С утра хозяева ушли на работу, только старуха — мать его друга — хлопотала в кухне. Дом стоял в пяти минутах ходьбы от моря. Он вышел на берег и замер.
Море было красным.
И все-таки это было выше их сил, они не могли заменить море! Задыхаясь, он бросился вверх, к людям, к базару:
— Что сегодня с морем? — крикнул он старухе, продававшей маслины прошлогоднего засола.
— Отходы прибило, — пояснила она миролюбиво. — Тут сбросили какую-то гадость, вот ее и прибивает иногда… Говорят, и плавать можно, говорят, безвредно…
— Но ведь это по всему побережью, на сколько глаз хватает!
— Да говорят, дальше-то чисто… Погоди, через денек волной разгонит…
Он долго не мог заставить себя спуститься к этой красной воде, но деваться было некуда. Надо было привыкать к тому миру, который теперь простирался вокруг.
Саша долго сидел на берегу, глядя на красную воду.
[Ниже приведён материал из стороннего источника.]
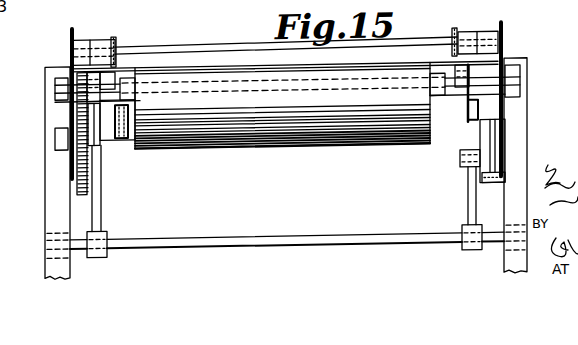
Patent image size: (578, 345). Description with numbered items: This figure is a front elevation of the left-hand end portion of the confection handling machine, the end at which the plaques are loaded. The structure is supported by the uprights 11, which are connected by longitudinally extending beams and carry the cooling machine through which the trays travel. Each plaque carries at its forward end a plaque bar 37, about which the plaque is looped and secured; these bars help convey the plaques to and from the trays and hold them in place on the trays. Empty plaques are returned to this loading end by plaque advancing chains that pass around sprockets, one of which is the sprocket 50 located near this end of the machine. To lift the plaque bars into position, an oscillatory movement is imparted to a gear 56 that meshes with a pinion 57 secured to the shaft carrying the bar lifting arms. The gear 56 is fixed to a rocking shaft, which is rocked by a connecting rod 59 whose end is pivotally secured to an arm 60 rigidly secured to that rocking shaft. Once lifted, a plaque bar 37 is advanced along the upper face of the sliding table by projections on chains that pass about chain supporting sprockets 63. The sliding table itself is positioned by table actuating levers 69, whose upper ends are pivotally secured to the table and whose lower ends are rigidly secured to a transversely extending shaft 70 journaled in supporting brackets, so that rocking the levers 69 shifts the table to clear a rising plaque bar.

Он не заметил, как стемнело, и только потом спохватился: прошло не больше трех часов!
Он поднял глаза.
В густо-зеленом, цвета вьетнамской картошки небе тускло горело ярко-синее маленькое солнце, на которое можно было смотреть без боли. Мимо прошел старик, подняв лицо к синим лучам; оно казалось мертвым.
— Вы не видите?! — не помня себя, крикнул Саша.
— Я ничего не вижу, — ровно сказал старик.
Только тут Саша увидел, что он слеп: старика вела собака, и на эту собаку лучше было не смотреть.
Он сел на гальку, закрыл глаза, потер виски. Затряс головой. Снова посмотрел в небо.
Синее солнце стояло в зените. Зеленое небо окружало его.
И тут он понял, что больше не боится. Ярость сильнее страха, она изгоняет страх. Здоровая, ясная, сухая ненависть пылала в нем.
— Ну и черт с вами, — процедил он сквозь зубы. — Черт с вами, пусть все будет так. Делайте что хотите. Я-то не изменюсь. Дулю вам всем, я не изменюсь. Сами меняйтесь как угодно. Со мной вы хрен чего сделаете. Я какой был, такой и есть. Я не изменюсь.
С этого дня он ушел бродить, ища настоящее небо и настоящее море, но нигде пока не встретил их. Синдром Василенко, Анька знала, выражается иногда и в том, что нарушается восприятие цветов, что-то вроде дальтонизма, только по всему спектру. Знание настоящего языка проснулось в Саше сразу, и теперь, под Тамбовом, ему уже трудно было говорить на русском. Но Анька понимала его.